To be honest, the very first midterm was better than I expected. The average was decent, and at least the problems made sense. The second midterm had a lower average, but the problems were still relatively manageable.
Then came the final.
Yes, the final from which I still have a headache two hours later.
Think of this class as an exponential curve. After the second midterm, you will be bombarded with perhaps the most infamous part of 153A...the cycles. And you better know them through and through. Although even if you do, it won't help that much on the final.
The final is shaped into two parts: a new material part and a cumulative part. Each part is worth the same, but I can say the cumulative portion is a lot more difficult. She likes to give the cumulative sections themes. In Spring 10, it was baby milk. In Winter 10, it was beer. In Spring 11, it was some cycle that was kind of like the cycles you learn in the class but not really. Anyway, it'll be pretty hard to clear your head for it unless you know the stuff extremely well, and that won't happen.
So good luck.
Actually this class wasn't as bad as I expected because I expected to get owned so hard in the face.
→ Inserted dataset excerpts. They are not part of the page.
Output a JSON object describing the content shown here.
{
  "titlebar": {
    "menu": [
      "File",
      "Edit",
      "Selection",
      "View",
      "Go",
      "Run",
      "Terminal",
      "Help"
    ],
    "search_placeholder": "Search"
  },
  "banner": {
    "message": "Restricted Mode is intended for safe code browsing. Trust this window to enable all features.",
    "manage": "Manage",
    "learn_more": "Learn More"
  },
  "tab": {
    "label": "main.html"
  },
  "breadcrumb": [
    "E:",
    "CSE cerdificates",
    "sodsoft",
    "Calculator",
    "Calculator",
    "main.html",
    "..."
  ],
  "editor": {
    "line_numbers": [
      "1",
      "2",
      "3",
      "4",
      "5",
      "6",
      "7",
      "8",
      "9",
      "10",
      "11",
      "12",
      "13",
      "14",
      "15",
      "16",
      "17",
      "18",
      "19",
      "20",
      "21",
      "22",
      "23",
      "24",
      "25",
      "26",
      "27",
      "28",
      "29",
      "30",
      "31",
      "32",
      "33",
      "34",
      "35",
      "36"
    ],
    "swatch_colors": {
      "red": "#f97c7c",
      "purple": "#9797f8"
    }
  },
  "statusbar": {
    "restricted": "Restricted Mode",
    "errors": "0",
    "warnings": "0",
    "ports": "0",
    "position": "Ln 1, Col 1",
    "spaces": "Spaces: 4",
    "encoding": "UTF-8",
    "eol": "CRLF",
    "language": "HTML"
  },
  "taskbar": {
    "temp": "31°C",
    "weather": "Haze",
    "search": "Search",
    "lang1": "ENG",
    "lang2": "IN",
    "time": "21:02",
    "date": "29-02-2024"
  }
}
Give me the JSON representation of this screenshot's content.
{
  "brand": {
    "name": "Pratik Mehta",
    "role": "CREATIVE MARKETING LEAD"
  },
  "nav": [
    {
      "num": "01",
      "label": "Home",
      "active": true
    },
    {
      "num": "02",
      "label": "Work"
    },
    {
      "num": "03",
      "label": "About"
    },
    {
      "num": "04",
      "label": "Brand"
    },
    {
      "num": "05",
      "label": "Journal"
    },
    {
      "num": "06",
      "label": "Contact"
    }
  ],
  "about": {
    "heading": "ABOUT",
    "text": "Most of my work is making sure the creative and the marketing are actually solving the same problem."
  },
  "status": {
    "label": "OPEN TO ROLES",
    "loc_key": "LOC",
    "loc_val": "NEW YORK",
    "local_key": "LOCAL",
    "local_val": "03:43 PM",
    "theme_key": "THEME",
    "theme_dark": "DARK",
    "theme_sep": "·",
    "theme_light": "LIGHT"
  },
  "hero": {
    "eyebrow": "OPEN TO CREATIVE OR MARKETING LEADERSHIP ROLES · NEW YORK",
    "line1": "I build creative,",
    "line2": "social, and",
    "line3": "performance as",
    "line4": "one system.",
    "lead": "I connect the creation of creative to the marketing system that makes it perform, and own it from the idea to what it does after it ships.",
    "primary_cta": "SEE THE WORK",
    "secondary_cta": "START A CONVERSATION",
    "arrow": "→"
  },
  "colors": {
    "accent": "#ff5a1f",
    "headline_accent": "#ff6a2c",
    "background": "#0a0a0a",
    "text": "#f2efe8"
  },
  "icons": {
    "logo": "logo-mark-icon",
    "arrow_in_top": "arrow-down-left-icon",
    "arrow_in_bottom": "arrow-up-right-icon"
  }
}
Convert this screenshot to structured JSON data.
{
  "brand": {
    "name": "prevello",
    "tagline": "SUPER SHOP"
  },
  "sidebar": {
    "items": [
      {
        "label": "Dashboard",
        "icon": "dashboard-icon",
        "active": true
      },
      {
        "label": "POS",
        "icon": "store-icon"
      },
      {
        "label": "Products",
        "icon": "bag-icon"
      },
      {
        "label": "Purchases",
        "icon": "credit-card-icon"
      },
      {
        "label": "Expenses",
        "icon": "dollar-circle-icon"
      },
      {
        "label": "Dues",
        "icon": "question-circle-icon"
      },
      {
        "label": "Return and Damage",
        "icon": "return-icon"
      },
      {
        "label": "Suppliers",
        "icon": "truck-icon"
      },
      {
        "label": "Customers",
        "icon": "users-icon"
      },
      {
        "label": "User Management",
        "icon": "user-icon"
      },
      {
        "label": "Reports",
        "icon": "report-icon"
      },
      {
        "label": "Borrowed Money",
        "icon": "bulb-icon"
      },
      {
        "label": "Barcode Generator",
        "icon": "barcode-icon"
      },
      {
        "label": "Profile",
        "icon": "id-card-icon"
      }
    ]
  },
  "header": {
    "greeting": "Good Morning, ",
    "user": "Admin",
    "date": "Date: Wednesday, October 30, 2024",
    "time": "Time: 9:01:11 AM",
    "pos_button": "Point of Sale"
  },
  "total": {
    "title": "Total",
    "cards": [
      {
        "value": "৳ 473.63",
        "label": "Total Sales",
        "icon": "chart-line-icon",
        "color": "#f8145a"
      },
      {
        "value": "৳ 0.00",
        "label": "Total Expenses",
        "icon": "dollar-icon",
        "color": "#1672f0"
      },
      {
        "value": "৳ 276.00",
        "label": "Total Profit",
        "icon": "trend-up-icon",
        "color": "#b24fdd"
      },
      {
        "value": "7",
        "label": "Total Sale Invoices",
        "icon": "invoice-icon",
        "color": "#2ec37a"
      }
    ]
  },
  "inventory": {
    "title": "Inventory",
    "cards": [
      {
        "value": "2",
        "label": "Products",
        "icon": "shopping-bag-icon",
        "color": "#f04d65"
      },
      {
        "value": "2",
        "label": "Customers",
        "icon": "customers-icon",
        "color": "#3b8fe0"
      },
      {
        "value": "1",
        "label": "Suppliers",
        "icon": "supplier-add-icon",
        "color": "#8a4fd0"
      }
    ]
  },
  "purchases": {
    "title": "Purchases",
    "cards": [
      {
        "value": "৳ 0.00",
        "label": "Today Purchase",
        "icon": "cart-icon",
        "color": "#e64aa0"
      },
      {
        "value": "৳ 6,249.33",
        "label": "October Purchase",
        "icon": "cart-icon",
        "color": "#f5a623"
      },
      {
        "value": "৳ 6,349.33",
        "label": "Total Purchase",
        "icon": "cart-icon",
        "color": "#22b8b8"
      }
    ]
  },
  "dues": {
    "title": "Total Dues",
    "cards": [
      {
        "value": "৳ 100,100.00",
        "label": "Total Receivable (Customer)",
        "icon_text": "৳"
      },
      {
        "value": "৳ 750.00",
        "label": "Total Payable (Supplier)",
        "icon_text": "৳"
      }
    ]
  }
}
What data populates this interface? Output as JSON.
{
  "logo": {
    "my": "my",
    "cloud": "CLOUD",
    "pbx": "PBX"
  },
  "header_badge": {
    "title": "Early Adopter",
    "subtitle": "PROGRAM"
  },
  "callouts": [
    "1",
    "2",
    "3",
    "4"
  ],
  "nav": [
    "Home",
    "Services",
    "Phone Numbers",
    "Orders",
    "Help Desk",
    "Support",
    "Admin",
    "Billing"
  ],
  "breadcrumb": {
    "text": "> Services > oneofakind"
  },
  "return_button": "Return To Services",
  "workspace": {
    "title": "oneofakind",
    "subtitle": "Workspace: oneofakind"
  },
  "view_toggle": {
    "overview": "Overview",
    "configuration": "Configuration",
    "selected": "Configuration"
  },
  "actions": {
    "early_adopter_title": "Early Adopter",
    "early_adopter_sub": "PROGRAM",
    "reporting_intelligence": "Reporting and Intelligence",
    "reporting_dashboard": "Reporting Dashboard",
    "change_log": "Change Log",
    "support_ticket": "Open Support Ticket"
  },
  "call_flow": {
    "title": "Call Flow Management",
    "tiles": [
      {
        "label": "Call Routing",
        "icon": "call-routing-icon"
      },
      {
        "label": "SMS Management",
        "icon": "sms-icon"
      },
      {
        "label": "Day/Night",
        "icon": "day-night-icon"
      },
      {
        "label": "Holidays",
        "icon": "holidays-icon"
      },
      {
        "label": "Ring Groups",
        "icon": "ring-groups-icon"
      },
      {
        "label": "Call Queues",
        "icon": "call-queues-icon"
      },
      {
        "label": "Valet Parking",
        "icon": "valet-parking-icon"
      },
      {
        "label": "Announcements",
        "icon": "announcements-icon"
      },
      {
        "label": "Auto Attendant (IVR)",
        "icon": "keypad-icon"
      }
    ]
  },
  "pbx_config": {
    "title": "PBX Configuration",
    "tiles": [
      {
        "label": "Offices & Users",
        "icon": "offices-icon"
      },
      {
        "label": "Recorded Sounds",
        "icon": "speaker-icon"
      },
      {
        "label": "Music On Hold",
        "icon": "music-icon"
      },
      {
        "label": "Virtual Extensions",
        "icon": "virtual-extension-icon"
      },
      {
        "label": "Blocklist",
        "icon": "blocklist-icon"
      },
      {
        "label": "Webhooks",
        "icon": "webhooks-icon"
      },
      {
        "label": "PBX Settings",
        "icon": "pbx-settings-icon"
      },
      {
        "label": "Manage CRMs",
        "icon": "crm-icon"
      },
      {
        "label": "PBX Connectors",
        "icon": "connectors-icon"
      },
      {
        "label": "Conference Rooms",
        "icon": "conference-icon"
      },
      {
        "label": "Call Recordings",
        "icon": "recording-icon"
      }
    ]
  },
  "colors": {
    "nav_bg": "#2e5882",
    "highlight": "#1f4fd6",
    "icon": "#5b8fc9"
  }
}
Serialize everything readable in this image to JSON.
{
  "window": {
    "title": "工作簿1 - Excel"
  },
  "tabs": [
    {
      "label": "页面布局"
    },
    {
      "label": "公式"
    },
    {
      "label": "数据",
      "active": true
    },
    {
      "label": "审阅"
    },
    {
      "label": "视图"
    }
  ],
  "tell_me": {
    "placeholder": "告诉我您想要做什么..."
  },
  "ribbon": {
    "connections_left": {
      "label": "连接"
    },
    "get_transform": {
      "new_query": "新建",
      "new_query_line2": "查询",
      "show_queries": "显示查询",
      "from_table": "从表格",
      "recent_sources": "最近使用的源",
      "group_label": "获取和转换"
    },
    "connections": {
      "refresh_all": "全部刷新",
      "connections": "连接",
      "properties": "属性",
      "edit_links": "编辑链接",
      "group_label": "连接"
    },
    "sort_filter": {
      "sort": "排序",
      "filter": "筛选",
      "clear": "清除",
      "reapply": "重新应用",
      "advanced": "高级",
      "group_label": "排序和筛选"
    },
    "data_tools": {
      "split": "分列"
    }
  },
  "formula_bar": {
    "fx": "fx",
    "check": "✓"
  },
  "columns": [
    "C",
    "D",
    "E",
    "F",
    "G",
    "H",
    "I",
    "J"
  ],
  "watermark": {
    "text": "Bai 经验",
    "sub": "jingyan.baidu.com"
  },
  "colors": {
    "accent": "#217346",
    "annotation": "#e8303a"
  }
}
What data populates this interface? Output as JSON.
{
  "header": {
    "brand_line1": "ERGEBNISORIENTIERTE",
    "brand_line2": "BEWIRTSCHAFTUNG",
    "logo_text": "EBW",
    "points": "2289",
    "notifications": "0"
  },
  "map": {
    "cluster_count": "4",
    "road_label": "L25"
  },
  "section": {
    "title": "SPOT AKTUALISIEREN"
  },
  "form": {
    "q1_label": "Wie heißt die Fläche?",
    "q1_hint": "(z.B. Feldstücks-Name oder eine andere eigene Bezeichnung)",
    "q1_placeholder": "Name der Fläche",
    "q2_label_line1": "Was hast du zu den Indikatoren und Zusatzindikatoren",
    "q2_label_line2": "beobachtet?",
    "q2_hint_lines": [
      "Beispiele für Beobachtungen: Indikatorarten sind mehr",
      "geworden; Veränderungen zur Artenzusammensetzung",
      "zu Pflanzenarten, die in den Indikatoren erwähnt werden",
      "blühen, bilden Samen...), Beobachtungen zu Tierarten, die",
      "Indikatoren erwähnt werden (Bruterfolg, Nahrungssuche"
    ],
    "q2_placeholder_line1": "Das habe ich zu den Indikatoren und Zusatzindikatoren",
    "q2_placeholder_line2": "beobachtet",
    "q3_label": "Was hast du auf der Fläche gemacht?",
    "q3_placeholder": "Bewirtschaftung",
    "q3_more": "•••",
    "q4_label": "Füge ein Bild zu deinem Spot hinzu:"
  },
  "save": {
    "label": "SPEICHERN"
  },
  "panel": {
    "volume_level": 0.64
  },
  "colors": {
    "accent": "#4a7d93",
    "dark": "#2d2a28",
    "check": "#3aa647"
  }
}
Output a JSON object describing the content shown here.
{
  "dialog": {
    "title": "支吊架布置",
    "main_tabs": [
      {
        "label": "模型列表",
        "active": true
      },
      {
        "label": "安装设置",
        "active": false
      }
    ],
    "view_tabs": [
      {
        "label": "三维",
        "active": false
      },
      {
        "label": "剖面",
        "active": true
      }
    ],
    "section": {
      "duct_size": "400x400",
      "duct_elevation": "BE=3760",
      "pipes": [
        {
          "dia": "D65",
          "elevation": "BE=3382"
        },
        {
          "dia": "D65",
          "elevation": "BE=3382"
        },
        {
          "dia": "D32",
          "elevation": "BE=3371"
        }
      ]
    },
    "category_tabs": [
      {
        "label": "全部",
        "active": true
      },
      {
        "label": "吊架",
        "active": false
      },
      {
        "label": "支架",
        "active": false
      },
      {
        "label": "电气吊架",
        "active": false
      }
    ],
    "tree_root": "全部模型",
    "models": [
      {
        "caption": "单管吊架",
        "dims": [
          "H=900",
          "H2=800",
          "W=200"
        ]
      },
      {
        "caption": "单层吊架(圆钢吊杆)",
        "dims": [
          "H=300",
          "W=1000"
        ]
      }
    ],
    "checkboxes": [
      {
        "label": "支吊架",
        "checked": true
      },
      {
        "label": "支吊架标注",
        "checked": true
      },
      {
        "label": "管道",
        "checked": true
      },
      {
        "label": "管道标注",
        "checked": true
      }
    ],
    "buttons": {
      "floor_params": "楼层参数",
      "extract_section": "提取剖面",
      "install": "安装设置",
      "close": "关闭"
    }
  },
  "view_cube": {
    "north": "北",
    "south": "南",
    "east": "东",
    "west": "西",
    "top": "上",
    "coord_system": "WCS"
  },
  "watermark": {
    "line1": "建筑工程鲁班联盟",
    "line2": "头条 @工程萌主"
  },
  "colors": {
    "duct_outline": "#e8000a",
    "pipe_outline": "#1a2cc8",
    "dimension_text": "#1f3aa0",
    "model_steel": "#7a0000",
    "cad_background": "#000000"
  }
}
But that didn't happen because if you notice, she curves the average to around a B. That is a very nice curve. I wish all my hard classes had that nice of a curve but the world is not perfect like that.
Her lectures don't really make much sense. I learned most of the stuff from quizes, TA, book problems, and the REVIEW POWERPOINTS SHE SENDS OUT MEMORIZE EVERYTHING ON THESE. Honestly, it was bad, but not THAT bad.
She should have a 3 or 4 for difficulty, not a 1.something.
Objectively, Nelson really isn't as awful as people make her out to be. During the time I took the course, I was incredibly stressed and anxious about her exams... and I probably cursed her name every single day I woke up. You have to read everything she assigns (at least once) and make sure you know and understand what she says in lecture like your life depended on it. There is a lot of memorizing, but not as much as your upper division core PhySci classes (I am a PhySci major). Essentially, you need to be very proactive. If you can, read the assigned pages before lecture, that way lecture will make more sense to you. Also, talk to her after class or during office hours, this will greatly help your grade in the class. In the end, I learned so much and was glad I took this class because it really helped me a lot for my MCATs. I ended up with a solid A, it's not impossible.
Nelson isn't really THAT bad. Most people are just complaining because this is the first upper division course they have to take since it is required for so many other courses. YES, there is a TON of memorization, but not any more than some of the other upper division MIMG or MCDB course that you'll have to take. YES, it gets very specific (like all other upper division courses) and the things you memorize may seem foolish or not worth while. The way she seems to structure her course is to use very specific examples to illustrate very general principals, and she expects you to know everything about the specific example and doesn't put much weight on whether you understand the principal in general.
If you didn't do well in 14A, 14C, or 14D, review that material. A lot of the course is structure/reactions and acid/base chemistry. Don't bother memorizing every molecule in a 40 step reaction pathway, simply remember what reacts with what and you'll have a MUCH easier time. Do all the work you're told to do even if it seems trivial. Oh, and the fat curve or having a great TA helps. Also, the quizzes are free points and will boost your grade a lot if you don't mess them up.